Even after a $1.1-billion two-week auction season, leading art auctioneer Sotheby’s seems to have some doubts about business. The house is offering buyouts to employees in an attempt to cut costs, in a bizarrely timed development, according to a memo shared with Bloomberg News.
“I certainly understand that announcing a cost reduction program right after two weeks of dazzling sales may be unexpected,” Sotheby’s CEO Tad Smith said in the email. “It is our hope—but because this is voluntary we cannot be sure—that this program will achieve both the efficiencies from which our organization would benefit, as well as create enhanced professional development and leadership opportunities for those who will steer Sotheby’s into the future.”
Of course, as is generally the case when buyout “opportunities” are floated, there could be layoffs if the company doesn’t manage to trim staff voluntarily, Bloomberg News said.

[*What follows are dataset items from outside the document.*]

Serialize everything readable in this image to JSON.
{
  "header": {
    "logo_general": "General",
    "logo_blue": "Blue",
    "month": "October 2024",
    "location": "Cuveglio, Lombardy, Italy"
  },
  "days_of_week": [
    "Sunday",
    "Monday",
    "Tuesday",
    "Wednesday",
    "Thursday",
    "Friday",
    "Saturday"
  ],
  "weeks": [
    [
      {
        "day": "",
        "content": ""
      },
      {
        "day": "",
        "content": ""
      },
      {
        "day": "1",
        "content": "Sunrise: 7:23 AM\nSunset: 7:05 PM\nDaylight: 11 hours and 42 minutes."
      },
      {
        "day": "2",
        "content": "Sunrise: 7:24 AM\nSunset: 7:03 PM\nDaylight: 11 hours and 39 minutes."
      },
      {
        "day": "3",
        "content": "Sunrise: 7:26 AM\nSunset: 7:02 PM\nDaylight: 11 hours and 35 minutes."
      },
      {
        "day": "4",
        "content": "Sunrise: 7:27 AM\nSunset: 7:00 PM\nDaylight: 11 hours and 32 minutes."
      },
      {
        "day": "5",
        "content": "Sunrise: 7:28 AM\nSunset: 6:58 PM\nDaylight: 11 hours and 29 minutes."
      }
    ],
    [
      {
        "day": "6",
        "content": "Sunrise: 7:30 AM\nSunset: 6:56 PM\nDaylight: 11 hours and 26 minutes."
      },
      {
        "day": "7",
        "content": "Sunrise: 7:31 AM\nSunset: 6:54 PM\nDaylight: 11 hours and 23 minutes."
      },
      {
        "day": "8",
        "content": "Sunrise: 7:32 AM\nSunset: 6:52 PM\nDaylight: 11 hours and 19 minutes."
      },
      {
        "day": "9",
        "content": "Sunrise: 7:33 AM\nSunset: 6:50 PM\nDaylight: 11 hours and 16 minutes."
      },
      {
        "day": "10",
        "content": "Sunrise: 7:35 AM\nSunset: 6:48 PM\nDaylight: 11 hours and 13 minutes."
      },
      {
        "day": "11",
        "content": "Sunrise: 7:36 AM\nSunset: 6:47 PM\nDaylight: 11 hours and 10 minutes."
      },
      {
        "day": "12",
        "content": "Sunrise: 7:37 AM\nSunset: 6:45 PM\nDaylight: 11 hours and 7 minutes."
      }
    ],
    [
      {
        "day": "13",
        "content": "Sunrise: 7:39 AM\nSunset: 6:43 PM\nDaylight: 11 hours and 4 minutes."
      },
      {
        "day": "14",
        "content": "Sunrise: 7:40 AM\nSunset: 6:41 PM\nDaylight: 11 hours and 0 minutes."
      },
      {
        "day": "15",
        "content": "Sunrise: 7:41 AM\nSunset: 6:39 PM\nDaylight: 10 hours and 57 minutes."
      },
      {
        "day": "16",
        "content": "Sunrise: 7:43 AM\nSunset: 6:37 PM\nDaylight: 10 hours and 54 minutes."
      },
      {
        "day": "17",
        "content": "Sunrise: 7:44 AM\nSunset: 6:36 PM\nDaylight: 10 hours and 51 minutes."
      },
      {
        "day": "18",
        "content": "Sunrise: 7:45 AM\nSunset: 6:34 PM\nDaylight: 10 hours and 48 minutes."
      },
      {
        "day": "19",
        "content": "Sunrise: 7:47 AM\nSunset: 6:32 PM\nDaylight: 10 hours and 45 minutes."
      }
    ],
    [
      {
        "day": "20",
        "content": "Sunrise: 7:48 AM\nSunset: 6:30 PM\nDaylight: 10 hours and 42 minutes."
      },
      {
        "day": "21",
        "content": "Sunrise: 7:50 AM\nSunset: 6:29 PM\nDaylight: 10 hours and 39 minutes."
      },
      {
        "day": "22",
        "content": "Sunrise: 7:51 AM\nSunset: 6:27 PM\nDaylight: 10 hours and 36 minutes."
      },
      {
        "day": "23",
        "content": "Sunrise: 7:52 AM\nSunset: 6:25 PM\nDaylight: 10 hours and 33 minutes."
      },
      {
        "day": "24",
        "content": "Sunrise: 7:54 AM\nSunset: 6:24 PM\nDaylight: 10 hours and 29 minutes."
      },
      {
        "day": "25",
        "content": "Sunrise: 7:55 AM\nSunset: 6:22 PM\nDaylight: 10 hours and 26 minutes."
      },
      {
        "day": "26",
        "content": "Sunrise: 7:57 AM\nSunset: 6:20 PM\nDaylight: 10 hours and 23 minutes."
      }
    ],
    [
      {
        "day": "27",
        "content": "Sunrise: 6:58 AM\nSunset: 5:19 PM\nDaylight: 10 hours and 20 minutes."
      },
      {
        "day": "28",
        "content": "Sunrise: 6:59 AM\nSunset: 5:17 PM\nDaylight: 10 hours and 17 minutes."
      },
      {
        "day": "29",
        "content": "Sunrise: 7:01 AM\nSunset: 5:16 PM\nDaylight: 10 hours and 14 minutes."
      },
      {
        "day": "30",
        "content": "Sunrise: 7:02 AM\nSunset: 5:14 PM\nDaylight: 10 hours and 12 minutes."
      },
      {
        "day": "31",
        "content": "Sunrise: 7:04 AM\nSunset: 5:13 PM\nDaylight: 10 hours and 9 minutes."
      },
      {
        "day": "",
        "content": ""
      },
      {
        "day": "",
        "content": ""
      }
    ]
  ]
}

Sotheby’s was under the gun during their fall sales because of the Taubman collection, the highest valued private art collection ever to hit the auction block (it was appraised at about $500 million). Because the late A. Alfred Taubman had served as chairman of Sotheby’s (before ending up in the slammer for price-fixing!), the house saw the collection as symbolically important, it would seem, and in a bid to secure the business, guaranteed the entire thing.
After the first Taubman sale Mr. Smith was strangely equivocating, as the Observer reported at the time. “We are on track to cover most of the total guarantee,” he said. “Bear in mind that both the hammer and buyer’s premium count towards the guarantee.”
But other sales seemed strong, if not quite as strong as last year at this time. The contemporary sale set two records and topped the low estimate, whereas the Impressionist and Modern sale saw a Picasso overturn a record for the artist’s blue period works sold at auction.